Did a comet wipe out woolly mammoths and an ancient Indian culture almost 13,000 years ago? Geologists have fiercely debated the topic since 2007. Now a new study says an extraterrestrial impact wasn't to blame, though the scientists who originally proposed the impact idea still aren't convinced.
Three unexplained phenomena happened on Earth around 12,900 years ago. An extended cold spell known as the Younger Dryas cooled the world for 1300 years. Large creatures such as mammoths, mastodons, and their predators went extinct. And the Clovis culture - a group defined by the distinctive stone and bone tools that they manufactured, and presumed by many archaeologists to be the first inhabitants of the New World - suddenly disappeared.
In 2007, a team of researchers tried to tie together these seemingly disparate events to a single cause: an extraterrestrial object, possibly a comet, exploded above eastern Canada, they speculated. Their claimed evidence, which has been
much disputed since it was first reported, included several types of "impact markers" sometimes found after an extraterrestrial object strikes Earth. These purported markers include unusual grains of a titanium-rich form of the mineral magnetite; tiny magnetic spherules; and elevated levels of iridium, a relatively rare element that's more common in extraterrestrial objects than in Earth's crust.

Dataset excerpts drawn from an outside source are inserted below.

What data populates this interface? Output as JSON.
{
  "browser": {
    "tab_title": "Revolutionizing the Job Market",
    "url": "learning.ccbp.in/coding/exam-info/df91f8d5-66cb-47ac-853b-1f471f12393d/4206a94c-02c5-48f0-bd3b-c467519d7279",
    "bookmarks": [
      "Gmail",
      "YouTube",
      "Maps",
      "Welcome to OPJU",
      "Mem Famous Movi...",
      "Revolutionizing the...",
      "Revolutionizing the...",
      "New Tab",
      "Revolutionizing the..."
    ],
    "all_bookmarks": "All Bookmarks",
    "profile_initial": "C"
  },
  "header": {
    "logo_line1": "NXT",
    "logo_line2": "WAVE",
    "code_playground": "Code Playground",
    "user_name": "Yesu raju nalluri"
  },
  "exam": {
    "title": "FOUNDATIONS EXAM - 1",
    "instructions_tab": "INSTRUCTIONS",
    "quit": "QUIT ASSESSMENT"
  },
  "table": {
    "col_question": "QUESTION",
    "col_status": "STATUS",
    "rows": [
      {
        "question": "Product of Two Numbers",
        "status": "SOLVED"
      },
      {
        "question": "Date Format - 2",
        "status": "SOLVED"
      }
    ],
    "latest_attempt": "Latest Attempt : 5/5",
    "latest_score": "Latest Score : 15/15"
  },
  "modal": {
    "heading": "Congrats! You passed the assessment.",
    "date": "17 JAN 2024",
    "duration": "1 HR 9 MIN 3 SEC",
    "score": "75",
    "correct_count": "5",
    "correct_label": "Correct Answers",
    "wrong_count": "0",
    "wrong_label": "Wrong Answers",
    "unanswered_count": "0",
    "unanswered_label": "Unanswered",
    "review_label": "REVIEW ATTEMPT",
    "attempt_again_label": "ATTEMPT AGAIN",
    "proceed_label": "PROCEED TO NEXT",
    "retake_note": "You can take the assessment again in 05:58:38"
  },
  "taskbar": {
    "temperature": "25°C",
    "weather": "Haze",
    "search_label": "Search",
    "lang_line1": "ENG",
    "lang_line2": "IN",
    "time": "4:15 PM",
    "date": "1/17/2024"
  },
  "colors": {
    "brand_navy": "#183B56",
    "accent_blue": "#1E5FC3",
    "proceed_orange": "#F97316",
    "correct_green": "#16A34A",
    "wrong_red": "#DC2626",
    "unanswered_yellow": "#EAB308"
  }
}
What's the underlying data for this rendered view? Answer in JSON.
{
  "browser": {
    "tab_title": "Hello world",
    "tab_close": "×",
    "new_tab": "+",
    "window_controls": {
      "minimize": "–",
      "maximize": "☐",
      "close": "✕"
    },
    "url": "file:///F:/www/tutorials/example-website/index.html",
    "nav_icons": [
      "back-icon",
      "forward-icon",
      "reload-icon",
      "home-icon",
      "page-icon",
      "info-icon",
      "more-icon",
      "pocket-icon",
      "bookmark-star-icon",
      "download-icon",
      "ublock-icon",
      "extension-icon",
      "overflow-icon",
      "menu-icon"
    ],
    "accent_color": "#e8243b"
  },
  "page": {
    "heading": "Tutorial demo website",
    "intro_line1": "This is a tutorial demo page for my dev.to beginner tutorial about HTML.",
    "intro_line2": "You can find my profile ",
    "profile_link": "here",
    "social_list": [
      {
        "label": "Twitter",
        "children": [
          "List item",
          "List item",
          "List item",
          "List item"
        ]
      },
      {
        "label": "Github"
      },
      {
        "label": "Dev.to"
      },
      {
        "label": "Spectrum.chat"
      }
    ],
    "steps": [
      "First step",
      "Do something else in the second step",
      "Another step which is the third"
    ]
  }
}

The researchers found all of these markers embedded within unusual layers of dark, organic-rich sediments that scientists often call "black mats." These strata are the remains of ancient marshes and swamps, and at many sites across North America, especially in the American Southwest, black mats began accumulating at the beginning of the Younger Dryas, the researchers noted. Many paleontologists have noted that black mats are often a sort of dividing line between older sediments containing fossils of ice-age megafauna, and younger sediments that don't. And many archaeologists have observed that black mats seem to mark the demise of the Clovis culture, because the distinctive spear points that they produced are common in sediments below the layers but nonexistent above.